そしてその事に全くもって気が付かず、当たり前であるかのように捉え平然と答えるルシアもまた悪い。いつどんなときでもニコニコ笑顔なのは彼の長所であり、短所でもある。

「ユッカルさんじゃない、俺様の事はユッカル師匠(せんせい)と呼べといつも脇の下が酸っぱくなるくらいに言っているだろう!」
「そうでしたっ、すみません。ユッカル先生(ししょう)!」
「先生じゃない! 師匠だ、馬鹿者!」

 鼻息を荒くさせ偉そうに言っているこの緑のカウボーイハットをかぶったこの男は、自称世界一の狩人であり、一応ルシアに狩りの仕方を教えた先生であり、剣術の師匠でもある。名前から解る通り、南の畑に居た怠け者の弟であり、西の草原の丘にいた働き者の兄ある、真ん中のお調子者だ。

「今日の獲物は……?」

 ルシアは木の陰に身を潜め隣にいる師匠に訊ねた。

「あれだ」

 師匠もルシアの隣へしゃがみ込み自分が仕掛けた罠に群がっている数頭の猪達を指さした。
むしゃむしゃと地面に置かれた果物や木の実を貪る猪達。その中心にいる体長百五十センチはありそうな母猪、その周りにいる体長三十センチ程の小さなうり坊は彼女の子供だろう。母猪は周りに敵がいないか確認し、食べ物に罠がないか確認し、安全確認をしてから子供達へ食べさせているようだ。……仲慎ましい親子をこれから殺さなければならないと思うと胸が締め付けられるように痛む。
 近隣の農家では猪が畑を荒らし丹精込めて育てた作物を食い荒らし、作物は全滅し商売が成り立たなくなったなど様々な被害情報をよく耳にするが、ルシア達が住む村で彼らが人間に何か害をもたらしたと言うことは一度もない。
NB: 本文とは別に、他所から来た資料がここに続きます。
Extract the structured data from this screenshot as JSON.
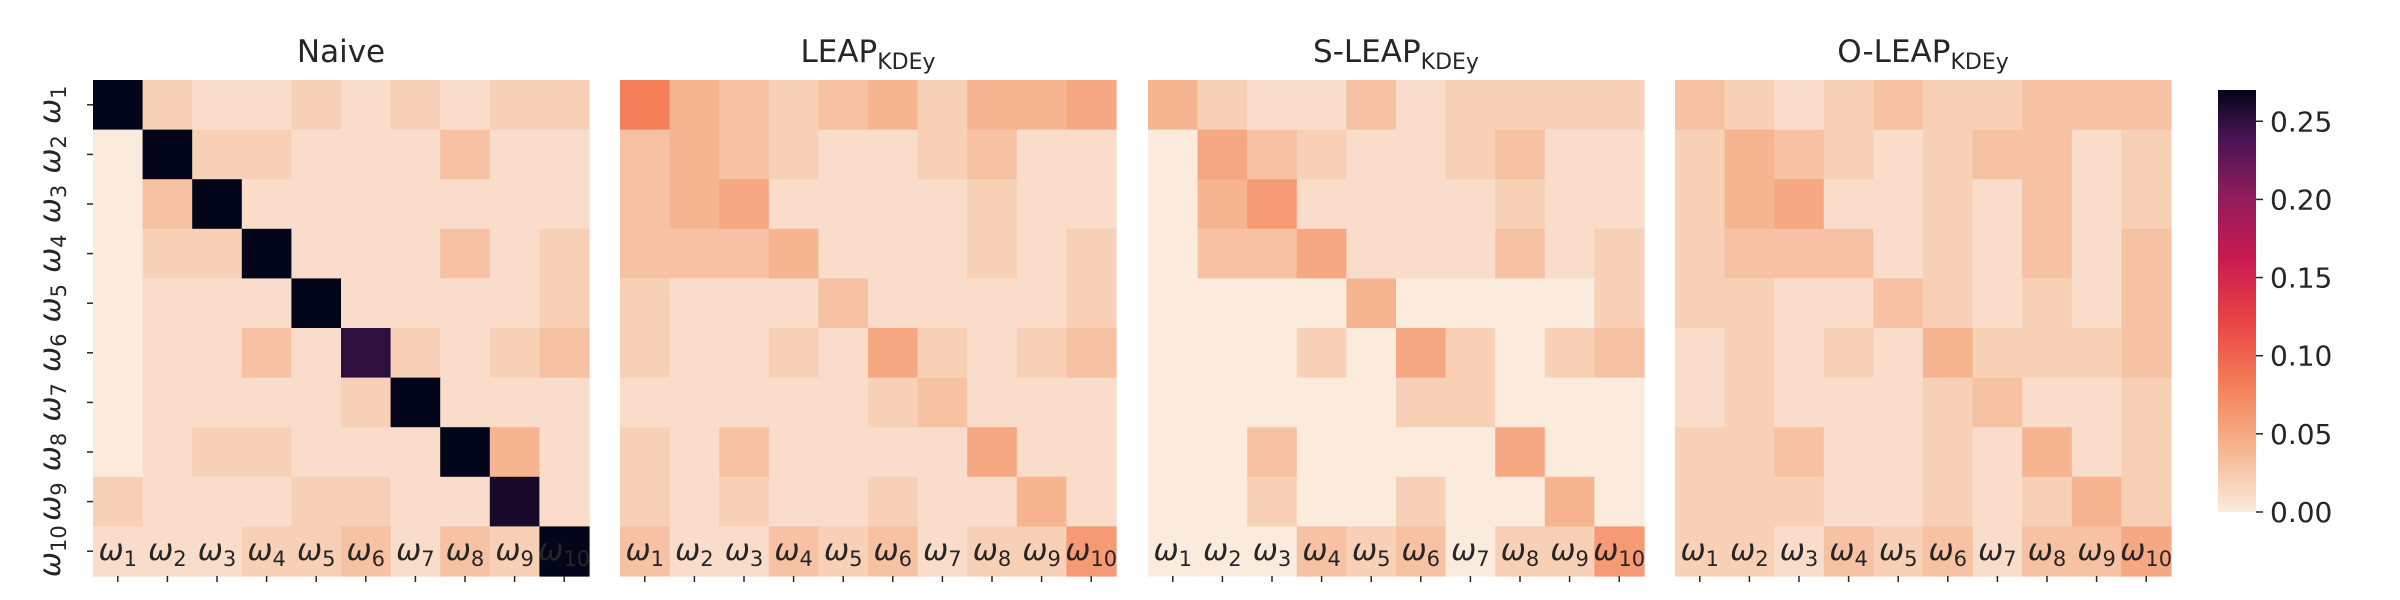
{
  "chart_data": {
    "type": "heatmap",
    "row_labels": [
      "ω1",
      "ω2",
      "ω3",
      "ω4",
      "ω5",
      "ω6",
      "ω7",
      "ω8",
      "ω9",
      "ω10"
    ],
    "col_labels": [
      "ω1",
      "ω2",
      "ω3",
      "ω4",
      "ω5",
      "ω6",
      "ω7",
      "ω8",
      "ω9",
      "ω10"
    ],
    "colorbar": {
      "min": 0.0,
      "max": 0.27,
      "ticks": [
        "0.00",
        "0.05",
        "0.10",
        "0.15",
        "0.20",
        "0.25"
      ],
      "colormap": "rocket_r"
    },
    "panels": [
      {
        "title": "Naive",
        "title_sub": "",
        "matrix": [
          [
            0.27,
            0.02,
            0.01,
            0.01,
            0.02,
            0.01,
            0.02,
            0.01,
            0.02,
            0.02
          ],
          [
            0.0,
            0.27,
            0.02,
            0.02,
            0.01,
            0.01,
            0.01,
            0.03,
            0.01,
            0.01
          ],
          [
            0.0,
            0.03,
            0.27,
            0.01,
            0.01,
            0.01,
            0.01,
            0.01,
            0.01,
            0.01
          ],
          [
            0.0,
            0.02,
            0.02,
            0.27,
            0.01,
            0.01,
            0.01,
            0.03,
            0.01,
            0.02
          ],
          [
            0.0,
            0.01,
            0.01,
            0.01,
            0.27,
            0.01,
            0.01,
            0.01,
            0.01,
            0.02
          ],
          [
            0.0,
            0.01,
            0.01,
            0.03,
            0.01,
            0.25,
            0.02,
            0.01,
            0.02,
            0.03
          ],
          [
            0.0,
            0.01,
            0.01,
            0.01,
            0.01,
            0.02,
            0.27,
            0.01,
            0.01,
            0.01
          ],
          [
            0.0,
            0.01,
            0.02,
            0.02,
            0.01,
            0.01,
            0.01,
            0.27,
            0.04,
            0.01
          ],
          [
            0.02,
            0.01,
            0.01,
            0.01,
            0.02,
            0.02,
            0.01,
            0.01,
            0.26,
            0.01
          ],
          [
            0.01,
            0.01,
            0.01,
            0.02,
            0.02,
            0.03,
            0.01,
            0.03,
            0.02,
            0.27
          ]
        ]
      },
      {
        "title": "LEAP",
        "title_sub": "KDEy",
        "matrix": [
          [
            0.08,
            0.04,
            0.03,
            0.02,
            0.03,
            0.04,
            0.02,
            0.04,
            0.04,
            0.05
          ],
          [
            0.03,
            0.04,
            0.03,
            0.02,
            0.01,
            0.01,
            0.02,
            0.03,
            0.01,
            0.01
          ],
          [
            0.03,
            0.04,
            0.05,
            0.01,
            0.01,
            0.01,
            0.01,
            0.02,
            0.01,
            0.01
          ],
          [
            0.03,
            0.03,
            0.03,
            0.04,
            0.01,
            0.01,
            0.01,
            0.02,
            0.01,
            0.02
          ],
          [
            0.02,
            0.01,
            0.01,
            0.01,
            0.03,
            0.01,
            0.01,
            0.01,
            0.01,
            0.02
          ],
          [
            0.02,
            0.01,
            0.01,
            0.02,
            0.01,
            0.05,
            0.02,
            0.01,
            0.02,
            0.03
          ],
          [
            0.01,
            0.01,
            0.01,
            0.01,
            0.01,
            0.02,
            0.03,
            0.01,
            0.01,
            0.01
          ],
          [
            0.02,
            0.01,
            0.03,
            0.01,
            0.01,
            0.01,
            0.01,
            0.05,
            0.01,
            0.01
          ],
          [
            0.02,
            0.01,
            0.02,
            0.01,
            0.01,
            0.02,
            0.01,
            0.01,
            0.04,
            0.01
          ],
          [
            0.03,
            0.01,
            0.01,
            0.03,
            0.02,
            0.03,
            0.01,
            0.02,
            0.02,
            0.06
          ]
        ]
      },
      {
        "title": "S-LEAP",
        "title_sub": "KDEy",
        "matrix": [
          [
            0.04,
            0.02,
            0.01,
            0.01,
            0.03,
            0.01,
            0.02,
            0.02,
            0.02,
            0.02
          ],
          [
            0.0,
            0.05,
            0.03,
            0.02,
            0.01,
            0.01,
            0.02,
            0.03,
            0.01,
            0.01
          ],
          [
            0.0,
            0.04,
            0.06,
            0.01,
            0.01,
            0.01,
            0.01,
            0.02,
            0.01,
            0.01
          ],
          [
            0.0,
            0.03,
            0.03,
            0.05,
            0.01,
            0.01,
            0.01,
            0.03,
            0.01,
            0.02
          ],
          [
            0.0,
            0.0,
            0.0,
            0.0,
            0.04,
            0.0,
            0.0,
            0.0,
            0.0,
            0.02
          ],
          [
            0.0,
            0.0,
            0.0,
            0.02,
            0.0,
            0.05,
            0.02,
            0.0,
            0.02,
            0.03
          ],
          [
            0.0,
            0.0,
            0.0,
            0.0,
            0.0,
            0.02,
            0.02,
            0.0,
            0.0,
            0.0
          ],
          [
            0.0,
            0.0,
            0.03,
            0.0,
            0.0,
            0.0,
            0.0,
            0.05,
            0.0,
            0.0
          ],
          [
            0.0,
            0.0,
            0.02,
            0.0,
            0.0,
            0.02,
            0.0,
            0.0,
            0.04,
            0.0
          ],
          [
            0.0,
            0.0,
            0.0,
            0.03,
            0.02,
            0.03,
            0.0,
            0.02,
            0.02,
            0.06
          ]
        ]
      },
      {
        "title": "O-LEAP",
        "title_sub": "KDEy",
        "matrix": [
          [
            0.03,
            0.02,
            0.01,
            0.02,
            0.03,
            0.02,
            0.02,
            0.03,
            0.03,
            0.03
          ],
          [
            0.02,
            0.04,
            0.03,
            0.02,
            0.01,
            0.02,
            0.03,
            0.03,
            0.01,
            0.02
          ],
          [
            0.02,
            0.04,
            0.05,
            0.01,
            0.01,
            0.02,
            0.01,
            0.03,
            0.01,
            0.02
          ],
          [
            0.02,
            0.03,
            0.03,
            0.03,
            0.01,
            0.02,
            0.01,
            0.03,
            0.01,
            0.03
          ],
          [
            0.02,
            0.02,
            0.01,
            0.01,
            0.03,
            0.02,
            0.01,
            0.02,
            0.01,
            0.03
          ],
          [
            0.01,
            0.02,
            0.01,
            0.02,
            0.01,
            0.04,
            0.02,
            0.02,
            0.02,
            0.03
          ],
          [
            0.01,
            0.02,
            0.01,
            0.01,
            0.01,
            0.02,
            0.03,
            0.01,
            0.01,
            0.02
          ],
          [
            0.02,
            0.02,
            0.03,
            0.01,
            0.01,
            0.02,
            0.01,
            0.04,
            0.01,
            0.02
          ],
          [
            0.02,
            0.02,
            0.02,
            0.01,
            0.01,
            0.02,
            0.01,
            0.02,
            0.04,
            0.02
          ],
          [
            0.02,
            0.02,
            0.01,
            0.03,
            0.02,
            0.03,
            0.01,
            0.03,
            0.03,
            0.05
          ]
        ]
      }
    ]
  }
}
わざわざ人里に下りなくとも此処に沢山の食べ物があるからだ。人に害をもたらす者だから狩る近隣に住む狩人達と、なんの被害も受けていないのに猪を狩るルシア達の違い、それは他人や自分の生活の為に殺す善意か自分達が生きるために殺す悪意か。勿論ルシア達は後者だ。生きるためにはたんぱく質も必要、それを摂取するには他の生き物を殺し肉を食べるのが一番手っ取り早い。だから彼らは月に数回猪といった大型の獣を狩るのだ。

「行きますか……?」

 猪達が食べている餌の下には網が引かれている。繋がったスイッチとなる縄を斬れば猪達は網の中、捕獲成功というわけだ。縄を斬ろうと剣の柄を握りしめたルシアを師匠「待て」と止めた。どうして? きょとんとした顔で振り返ると師匠は見たこともないような神妙な面持ちで語り始めた。

「ルシア。お前こんな噂を知っているか?」
「噂……ですか? なんの?」
「……今この森には……出るらしいぞ」
「だから何がですか? ユッカル師匠」

 えらくもったいぶった言い方をする師匠に少々苛立ちを感じ始めたところで師匠はおもむろに語り始めた。その顔はどこか鬼気迫ったものを感じさせる。

「半透明の猪が出るそうなんだ! 嘘でも盲信でも見間違いでも幻でもないからな! 目撃例だって近隣の町村合わせて何十件もあるんだぞ!
 奴は怖いぞ、お前なんかが見たらちびること間違いなしだ。なんたって奴は半透明なだけじゃなくて、金色に輝く古代文字で書かれた帯のようなもので全身をグルグルに巻かれていて、人の言葉を喋るそうだぞ! 古代語だから何を言っているのかは分からないけどな。
 それに奴の吐く息は猛毒で少しでも吸っちまったら、身体がビリビリになって動けなくなってしまうんだからな! 神経毒だぞ! やばいだろ! この話を聞いただけでチキンなルシアくんはちびっちまっただろうな……まあ俺様レベルになればあんな奴くらい……」
「あの師匠……」

 どや顔で自信満々に語る師匠に申し訳なさそうに口を開いた。当然のりにのっていた師匠から厳しい視線を送られたがこればかりはしょうがない。だって……。

「師匠が話している間に猪達、餌を食べきって逃げてしまいましたよ……」
「なにぃぃぃいいい!?」

 阿呆がくだらない話をしている間に猪達は用意した果物や木の実を全て耐えらげ間食して何処か遠くへ逃げて行ったようで、罠のある場所には食べかすしか残されていなかった。
あぜんの師匠とそれを苦笑いしどうすればいいのか分からず見守る事しか出来ないルシア。

 この日、森には

「嘘だと言ってくれぇええええええええええええええ!!!」

 大馬鹿者の叫び声が木霊したと言う――。